Las Vegas Review-Journal (Sunday)

Employers can help women close the retirement gap

- By RODNEY BROOKS

Five of six women are not saving enough for retirement, according to the latest research from Aon Hewitt, a benefits consultant firm.

But employers can and should take steps to help women close the gap, according to Aon Hewitt.

While women and men are participat­ing in employer-sponsored 401(k) plans at the same rate, women are saving less. Eighty-three percent of U.S. women are not saving enough to meet their needs in retirement, vs. 74 percent of men.

“Women, in some cases, are hit repeatedly throughout their career or dinged throughout their career in saving for retirement,” says Virginia Maguire, director of retirement products and solutions at Aon Hewitt. “They start at a lower salary scale. To save the same percentage (as men) would be a smaller dollar amount a month. Often women take a break in service, so they have a smaller (retirement) balance.”

Adding to the problem, Maguire says, women take more emergency withdrawal­s and loans from their 401(k) savings than men, don’t save as high a percentage of their salaries and they generally don’t use

the 401(k) catch-up provisions. The catch-up allows employees over 50 to save an additional $6,000 a year in their 401(k), in addition to the annual $18,000 limit.

“When we look at withdrawal and loan data, it is incredibly telling,” she says. “Often loans and withdrawal­s do not have anything to do with their retirement plan. It’s because they don’t have emergency savings, or they have health issues.”

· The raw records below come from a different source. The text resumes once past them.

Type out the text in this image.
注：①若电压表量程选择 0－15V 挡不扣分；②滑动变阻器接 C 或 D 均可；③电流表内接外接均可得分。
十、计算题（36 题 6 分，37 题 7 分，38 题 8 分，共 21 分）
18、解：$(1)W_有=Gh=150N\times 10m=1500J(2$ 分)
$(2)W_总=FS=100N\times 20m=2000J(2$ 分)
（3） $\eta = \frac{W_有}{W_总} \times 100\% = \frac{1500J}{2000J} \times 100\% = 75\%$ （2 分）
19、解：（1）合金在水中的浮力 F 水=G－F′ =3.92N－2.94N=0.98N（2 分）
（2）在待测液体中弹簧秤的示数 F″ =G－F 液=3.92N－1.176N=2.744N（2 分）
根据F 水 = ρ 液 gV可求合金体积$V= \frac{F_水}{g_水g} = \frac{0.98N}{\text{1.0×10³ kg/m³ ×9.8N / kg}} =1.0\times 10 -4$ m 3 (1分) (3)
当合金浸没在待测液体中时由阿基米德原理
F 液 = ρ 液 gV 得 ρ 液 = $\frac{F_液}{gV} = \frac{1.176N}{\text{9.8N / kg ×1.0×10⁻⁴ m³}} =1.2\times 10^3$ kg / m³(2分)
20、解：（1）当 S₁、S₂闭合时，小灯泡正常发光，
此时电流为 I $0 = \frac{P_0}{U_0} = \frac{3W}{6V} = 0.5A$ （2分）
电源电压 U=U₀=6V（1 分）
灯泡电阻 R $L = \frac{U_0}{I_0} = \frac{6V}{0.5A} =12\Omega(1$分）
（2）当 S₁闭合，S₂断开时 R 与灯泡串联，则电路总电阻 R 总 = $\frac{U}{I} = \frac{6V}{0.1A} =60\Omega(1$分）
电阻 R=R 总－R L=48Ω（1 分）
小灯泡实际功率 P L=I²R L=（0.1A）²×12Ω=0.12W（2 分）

The company says employers can help women close the retirement savings gap by:

Offering tools such as health care and financial market education, budgeting and debt management to help women better manage day-today and long-term financial plans

Providing profession­al help with investment­s.

Adding features to their plans to help increase savings rate, such as automatic contributi­on escalation features.